Au fil des disques et des concerts, le quartet - Erik Truffaz trompette, Marc Erbetta batterie, Marcello Giuliani basse, Patrick Muller piano Rhodes - se connaît et fonctionne à merveille, au grand bonheur de l’audience, mais il sait aussi se surprendre encore : work in progress sans fin, leur musique avance toujours. Erik Truffaz n’hésite pas à reprendre d’un album à l’autre de mêmes morceaux : pensez s’il va se retenir de réapprofondir et de redécouvrir en concert d’ “anciens” airs (toujours flambant neufs) ; il puise ce soir tant dans The Walk of the Giant Turtle que dans Bending new corners et dans le reste du beau répertoire qu’il a rendu incontournable dans le monde du jazz, depuis plus d’une décennie.

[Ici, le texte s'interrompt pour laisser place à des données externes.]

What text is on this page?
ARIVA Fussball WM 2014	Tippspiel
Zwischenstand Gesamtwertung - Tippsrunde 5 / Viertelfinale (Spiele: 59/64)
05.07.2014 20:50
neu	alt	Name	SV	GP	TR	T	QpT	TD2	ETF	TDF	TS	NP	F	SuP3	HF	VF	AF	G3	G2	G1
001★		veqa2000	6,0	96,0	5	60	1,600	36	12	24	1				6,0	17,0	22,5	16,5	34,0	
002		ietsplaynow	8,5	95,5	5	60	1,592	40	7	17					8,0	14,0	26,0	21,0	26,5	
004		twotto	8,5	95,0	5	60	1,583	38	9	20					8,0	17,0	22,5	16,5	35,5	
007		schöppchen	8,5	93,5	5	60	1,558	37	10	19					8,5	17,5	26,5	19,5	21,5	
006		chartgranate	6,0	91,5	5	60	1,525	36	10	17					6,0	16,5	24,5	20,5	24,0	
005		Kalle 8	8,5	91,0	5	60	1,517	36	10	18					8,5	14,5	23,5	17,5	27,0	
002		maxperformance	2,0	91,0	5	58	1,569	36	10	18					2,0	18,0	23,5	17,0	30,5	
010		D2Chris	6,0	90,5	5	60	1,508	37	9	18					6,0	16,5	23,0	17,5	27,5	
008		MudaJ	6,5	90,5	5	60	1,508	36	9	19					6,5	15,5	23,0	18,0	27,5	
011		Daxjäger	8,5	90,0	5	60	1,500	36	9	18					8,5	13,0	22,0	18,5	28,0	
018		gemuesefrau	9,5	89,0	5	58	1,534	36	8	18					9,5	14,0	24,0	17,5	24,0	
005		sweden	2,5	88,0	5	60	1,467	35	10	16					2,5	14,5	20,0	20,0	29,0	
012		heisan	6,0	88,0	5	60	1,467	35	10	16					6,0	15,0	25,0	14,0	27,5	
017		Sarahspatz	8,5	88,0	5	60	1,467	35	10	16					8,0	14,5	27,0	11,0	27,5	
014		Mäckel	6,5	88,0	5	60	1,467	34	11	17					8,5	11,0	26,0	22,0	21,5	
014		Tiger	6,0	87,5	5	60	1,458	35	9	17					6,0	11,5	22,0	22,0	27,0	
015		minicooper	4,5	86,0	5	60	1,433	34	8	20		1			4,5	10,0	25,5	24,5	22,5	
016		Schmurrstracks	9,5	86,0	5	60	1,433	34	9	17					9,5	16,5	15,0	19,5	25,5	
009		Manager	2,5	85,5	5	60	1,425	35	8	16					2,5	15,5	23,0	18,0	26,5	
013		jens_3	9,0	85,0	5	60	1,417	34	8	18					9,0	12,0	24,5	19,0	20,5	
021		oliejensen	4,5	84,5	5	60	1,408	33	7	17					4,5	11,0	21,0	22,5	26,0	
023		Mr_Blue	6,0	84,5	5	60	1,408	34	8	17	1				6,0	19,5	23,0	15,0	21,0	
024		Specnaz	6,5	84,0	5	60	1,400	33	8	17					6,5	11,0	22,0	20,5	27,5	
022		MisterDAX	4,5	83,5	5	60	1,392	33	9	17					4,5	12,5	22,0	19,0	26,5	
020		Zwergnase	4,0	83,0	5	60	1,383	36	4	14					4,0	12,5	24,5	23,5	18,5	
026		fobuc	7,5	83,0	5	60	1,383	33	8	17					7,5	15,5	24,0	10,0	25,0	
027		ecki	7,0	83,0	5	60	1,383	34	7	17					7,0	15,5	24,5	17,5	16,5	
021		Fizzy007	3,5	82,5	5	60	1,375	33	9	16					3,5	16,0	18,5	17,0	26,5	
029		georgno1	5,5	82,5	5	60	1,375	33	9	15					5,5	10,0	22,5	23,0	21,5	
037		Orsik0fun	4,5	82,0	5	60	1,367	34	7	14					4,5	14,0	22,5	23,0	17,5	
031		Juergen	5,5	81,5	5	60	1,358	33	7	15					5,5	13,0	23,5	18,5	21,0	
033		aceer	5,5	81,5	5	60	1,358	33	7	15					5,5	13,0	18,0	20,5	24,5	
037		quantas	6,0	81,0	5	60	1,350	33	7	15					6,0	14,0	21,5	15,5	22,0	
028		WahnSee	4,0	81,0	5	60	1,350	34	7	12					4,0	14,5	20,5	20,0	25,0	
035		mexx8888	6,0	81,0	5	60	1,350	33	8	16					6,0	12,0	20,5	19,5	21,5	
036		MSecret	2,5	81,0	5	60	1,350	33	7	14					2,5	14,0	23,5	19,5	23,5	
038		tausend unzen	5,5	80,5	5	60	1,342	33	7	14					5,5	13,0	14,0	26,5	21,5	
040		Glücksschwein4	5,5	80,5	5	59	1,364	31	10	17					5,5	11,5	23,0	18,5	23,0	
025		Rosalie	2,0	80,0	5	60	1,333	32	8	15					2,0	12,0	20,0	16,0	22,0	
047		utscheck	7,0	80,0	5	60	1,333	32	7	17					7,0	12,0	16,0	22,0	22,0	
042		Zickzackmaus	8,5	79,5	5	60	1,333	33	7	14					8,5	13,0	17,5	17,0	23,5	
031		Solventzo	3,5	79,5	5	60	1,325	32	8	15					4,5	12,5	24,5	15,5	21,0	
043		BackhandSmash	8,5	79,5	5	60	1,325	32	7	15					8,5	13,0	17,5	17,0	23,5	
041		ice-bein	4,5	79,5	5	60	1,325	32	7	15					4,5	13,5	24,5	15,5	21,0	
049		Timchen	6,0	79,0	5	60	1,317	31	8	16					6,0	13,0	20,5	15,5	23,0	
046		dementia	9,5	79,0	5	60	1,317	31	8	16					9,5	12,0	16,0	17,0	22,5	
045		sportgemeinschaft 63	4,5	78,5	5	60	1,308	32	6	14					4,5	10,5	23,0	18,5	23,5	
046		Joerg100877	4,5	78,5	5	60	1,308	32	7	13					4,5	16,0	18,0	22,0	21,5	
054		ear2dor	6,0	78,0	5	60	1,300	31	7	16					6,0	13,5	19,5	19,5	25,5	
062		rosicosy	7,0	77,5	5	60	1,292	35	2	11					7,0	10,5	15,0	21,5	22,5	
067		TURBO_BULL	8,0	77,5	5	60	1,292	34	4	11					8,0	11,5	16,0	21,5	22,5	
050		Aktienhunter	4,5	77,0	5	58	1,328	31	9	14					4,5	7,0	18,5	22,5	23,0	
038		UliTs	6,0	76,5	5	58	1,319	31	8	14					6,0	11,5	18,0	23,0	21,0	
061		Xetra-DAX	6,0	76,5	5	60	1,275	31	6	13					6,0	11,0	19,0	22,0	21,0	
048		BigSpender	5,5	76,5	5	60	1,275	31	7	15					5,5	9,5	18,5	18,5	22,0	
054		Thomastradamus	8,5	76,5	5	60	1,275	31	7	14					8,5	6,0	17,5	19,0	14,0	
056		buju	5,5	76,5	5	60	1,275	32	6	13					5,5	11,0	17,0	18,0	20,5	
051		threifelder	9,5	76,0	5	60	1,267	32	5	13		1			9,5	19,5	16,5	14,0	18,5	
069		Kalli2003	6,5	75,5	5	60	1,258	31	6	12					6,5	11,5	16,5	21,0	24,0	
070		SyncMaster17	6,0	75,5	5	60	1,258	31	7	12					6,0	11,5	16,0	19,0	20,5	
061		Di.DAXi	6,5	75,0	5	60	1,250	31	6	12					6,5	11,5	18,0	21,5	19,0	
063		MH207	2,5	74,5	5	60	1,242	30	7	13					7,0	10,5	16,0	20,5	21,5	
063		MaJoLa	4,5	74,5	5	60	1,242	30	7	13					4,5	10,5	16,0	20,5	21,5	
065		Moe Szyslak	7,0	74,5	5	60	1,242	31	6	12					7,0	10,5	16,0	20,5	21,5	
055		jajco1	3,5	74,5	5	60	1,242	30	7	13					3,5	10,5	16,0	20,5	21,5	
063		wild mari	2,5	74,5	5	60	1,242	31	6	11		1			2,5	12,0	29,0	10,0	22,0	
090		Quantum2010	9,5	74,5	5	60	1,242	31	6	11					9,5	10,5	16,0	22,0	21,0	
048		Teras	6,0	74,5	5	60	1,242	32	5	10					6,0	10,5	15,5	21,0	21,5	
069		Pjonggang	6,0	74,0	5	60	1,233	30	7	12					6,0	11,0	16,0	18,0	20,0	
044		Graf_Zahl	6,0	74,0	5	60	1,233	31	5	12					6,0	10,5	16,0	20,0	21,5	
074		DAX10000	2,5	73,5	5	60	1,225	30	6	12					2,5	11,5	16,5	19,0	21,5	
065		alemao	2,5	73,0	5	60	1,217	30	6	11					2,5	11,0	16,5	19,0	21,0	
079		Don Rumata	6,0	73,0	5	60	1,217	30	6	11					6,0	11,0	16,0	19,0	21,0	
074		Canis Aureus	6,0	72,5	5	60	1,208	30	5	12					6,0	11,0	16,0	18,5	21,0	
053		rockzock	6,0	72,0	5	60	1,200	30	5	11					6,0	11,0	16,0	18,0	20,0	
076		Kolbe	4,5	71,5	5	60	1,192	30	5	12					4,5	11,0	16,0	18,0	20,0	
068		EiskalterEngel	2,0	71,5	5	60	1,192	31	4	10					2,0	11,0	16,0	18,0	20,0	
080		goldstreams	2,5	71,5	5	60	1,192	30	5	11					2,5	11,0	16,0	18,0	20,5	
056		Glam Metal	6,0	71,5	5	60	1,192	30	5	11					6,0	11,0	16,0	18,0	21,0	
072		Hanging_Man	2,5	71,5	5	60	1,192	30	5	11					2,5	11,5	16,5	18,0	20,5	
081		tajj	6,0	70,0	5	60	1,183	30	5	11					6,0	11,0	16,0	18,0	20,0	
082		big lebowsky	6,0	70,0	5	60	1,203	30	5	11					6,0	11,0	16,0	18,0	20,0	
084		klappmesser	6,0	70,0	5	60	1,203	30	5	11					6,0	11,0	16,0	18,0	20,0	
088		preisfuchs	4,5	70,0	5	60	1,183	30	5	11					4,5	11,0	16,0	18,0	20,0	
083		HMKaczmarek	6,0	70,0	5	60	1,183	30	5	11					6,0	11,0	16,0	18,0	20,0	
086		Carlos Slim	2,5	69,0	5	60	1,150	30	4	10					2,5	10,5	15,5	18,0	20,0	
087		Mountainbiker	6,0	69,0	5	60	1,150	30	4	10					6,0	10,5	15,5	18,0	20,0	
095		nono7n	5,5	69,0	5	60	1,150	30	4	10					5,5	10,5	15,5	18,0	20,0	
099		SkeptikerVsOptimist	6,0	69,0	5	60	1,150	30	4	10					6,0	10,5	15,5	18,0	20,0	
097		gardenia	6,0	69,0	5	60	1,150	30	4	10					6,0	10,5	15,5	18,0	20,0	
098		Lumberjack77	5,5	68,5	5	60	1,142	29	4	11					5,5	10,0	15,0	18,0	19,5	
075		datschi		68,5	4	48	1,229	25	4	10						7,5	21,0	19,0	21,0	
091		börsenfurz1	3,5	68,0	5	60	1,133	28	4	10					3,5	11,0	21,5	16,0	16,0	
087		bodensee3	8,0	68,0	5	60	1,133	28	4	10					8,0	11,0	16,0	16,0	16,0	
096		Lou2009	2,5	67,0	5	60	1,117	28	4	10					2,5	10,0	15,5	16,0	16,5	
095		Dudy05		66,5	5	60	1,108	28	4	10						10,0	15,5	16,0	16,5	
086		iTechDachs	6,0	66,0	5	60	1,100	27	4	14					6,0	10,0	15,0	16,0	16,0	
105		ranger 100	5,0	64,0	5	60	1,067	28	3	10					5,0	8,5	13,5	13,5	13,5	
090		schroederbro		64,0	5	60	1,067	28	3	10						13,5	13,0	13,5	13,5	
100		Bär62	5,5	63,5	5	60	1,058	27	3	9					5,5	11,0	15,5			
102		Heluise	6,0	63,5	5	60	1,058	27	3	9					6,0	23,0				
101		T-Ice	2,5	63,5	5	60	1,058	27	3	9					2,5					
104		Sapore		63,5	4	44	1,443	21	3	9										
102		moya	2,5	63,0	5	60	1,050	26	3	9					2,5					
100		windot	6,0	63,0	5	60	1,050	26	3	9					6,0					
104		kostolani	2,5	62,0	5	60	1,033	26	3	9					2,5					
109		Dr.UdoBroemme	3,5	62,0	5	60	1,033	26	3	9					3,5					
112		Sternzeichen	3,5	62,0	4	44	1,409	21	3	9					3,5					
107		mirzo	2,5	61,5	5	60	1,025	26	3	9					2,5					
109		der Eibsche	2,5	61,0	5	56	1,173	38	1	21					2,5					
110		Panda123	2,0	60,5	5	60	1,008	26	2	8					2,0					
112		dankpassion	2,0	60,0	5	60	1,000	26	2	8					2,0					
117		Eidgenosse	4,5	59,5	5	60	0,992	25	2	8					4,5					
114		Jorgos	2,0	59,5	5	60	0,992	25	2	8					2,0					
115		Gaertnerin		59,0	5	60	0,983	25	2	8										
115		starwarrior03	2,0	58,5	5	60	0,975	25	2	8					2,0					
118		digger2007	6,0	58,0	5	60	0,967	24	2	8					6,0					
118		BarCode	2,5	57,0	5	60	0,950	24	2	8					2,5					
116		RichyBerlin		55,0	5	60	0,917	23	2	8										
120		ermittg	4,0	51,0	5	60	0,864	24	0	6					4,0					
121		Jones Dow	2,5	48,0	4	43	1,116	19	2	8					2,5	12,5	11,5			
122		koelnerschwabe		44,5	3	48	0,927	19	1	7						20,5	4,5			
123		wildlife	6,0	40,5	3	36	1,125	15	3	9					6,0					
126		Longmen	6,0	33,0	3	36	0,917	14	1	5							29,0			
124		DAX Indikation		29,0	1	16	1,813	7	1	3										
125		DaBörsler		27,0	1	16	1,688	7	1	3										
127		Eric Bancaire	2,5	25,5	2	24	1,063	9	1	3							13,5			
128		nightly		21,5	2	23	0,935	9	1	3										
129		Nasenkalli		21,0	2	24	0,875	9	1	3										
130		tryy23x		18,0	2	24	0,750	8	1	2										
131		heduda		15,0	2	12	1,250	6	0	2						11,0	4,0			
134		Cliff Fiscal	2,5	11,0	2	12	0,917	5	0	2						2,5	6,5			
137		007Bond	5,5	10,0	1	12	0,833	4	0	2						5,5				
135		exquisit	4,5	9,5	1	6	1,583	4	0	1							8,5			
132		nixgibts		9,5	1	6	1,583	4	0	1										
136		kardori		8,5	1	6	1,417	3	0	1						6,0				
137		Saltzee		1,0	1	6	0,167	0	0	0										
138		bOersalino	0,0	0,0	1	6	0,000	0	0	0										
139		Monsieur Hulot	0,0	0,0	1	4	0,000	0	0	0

The walk of the Giant Turtle
Blue Note, 2003

Et Erik Truffaz reste à la hauteur de ses œuvres ; on l’a dit, il avance toujours ; trompette baissée, il progresse dans la transcendance des styles qu’il opère entre jazz, electro, drum’n’bass, hip-hop et spoken words, voire même hard rock.

À ses côtés, Marcello Giuliani, solide bassiste au groove efficace et amusé sans être exubérant, impressionnant dans un vaste solo drum’n’bass de slap vigoureux et intense ; Patrick Muller, toujours inspiré dans sa quête de nouveaux sons (passer au piano classique pour en pincer les cordes) et de nouveaux accords lunaires ; Marc Erbetta, plus que jamais énergique au cœur de sa rythmique indus-aquatique, mécanique-trippante, qui mêle batterie et samples immédiats (avec bruits de bouche inédits) — soit un groupe qui construit une terrible atmosphère de nuit chaude dans la jungle urbaine, non sans évoquer, dans ses passages basse-batterie hard, le mythique Magma ou One Shot, sous la pression psychédélique du piano Rhodes métaphysique de Patrick Muller... Voilà l’atmosphère dans laquelle s’insère, avec laquelle fait corps, et que sublime le génial Erik Truffaz.

Improvisations toujours prenantes, superbe son de sa trompette (est-il besoin de nommer ici Miles Davis ?), don de laisser entendre/sous-entendre d’infinies mélodies dans l’esprit transcendé de l’auditeur... et cette humilité qui se plaît à de puissants exercices rythmiques et d’où jaillissent de grands phrasés et d’immenses solos... Erik Truffaz avance sans décliner, toujours en quête, perfectionniste invétéré dont la magnifique trompette, sous couvert d’être baissée et fermée sur elle-même comme la tortue dans sa carapace, est tendue vers un lointain horizon et ouverte sur un nouvel univers.
Qu’il vienne pour la section rythmique et par ferveur electro, ou pour le jazz fluide et surhumain des trompettes et piano, le public, toujours plus nombreux, s’y retrouve, et ne fait pas que s’y retrouver : il entre dans un nouveau son, lorsqu’il entend le chaos nocturne que met en scène avec précision et énergie le quartet, où Erik Truffaz puise dans les profondeurs de son génie la couleur sonore qui fait scintiller, briller, et brûler sa trompette méditative.

Nicolas Cavaillès
(décembre 2003)

Erik Truffaz en tournée dans toute la France

9 décembre 2003, Le Krakatoa, Bordeaux
10 décembre Bikini-Ramonville, Toulouse
11 décembre, Rockstore, Montpellier
12 décembre, Le Moulin, Marseille
13 décembre, Le Vapeur, Dijon
15 décembre, New Morning, Paris
16 décembre, L’Abordage, Evreux
18 décembre, Le Vauban, Brest
19 décembre, Chabada, Angers
20 janvier 2004, Scène Nationale de Poitiers
21 janvier, Centre Culturel John Lennon, Poitiers
22 janvier, La Cité, Rennes
23 janvier, Olympic, Nantes
24 janvier, Centre culturel, Rosporden

A noter, une intéressante première partie au Transbordeur : Hadja Kouyate et Ali Boulo Santo duo, du Sénégal.

Les albums d’Erik Truffaz sont chez Blue Note.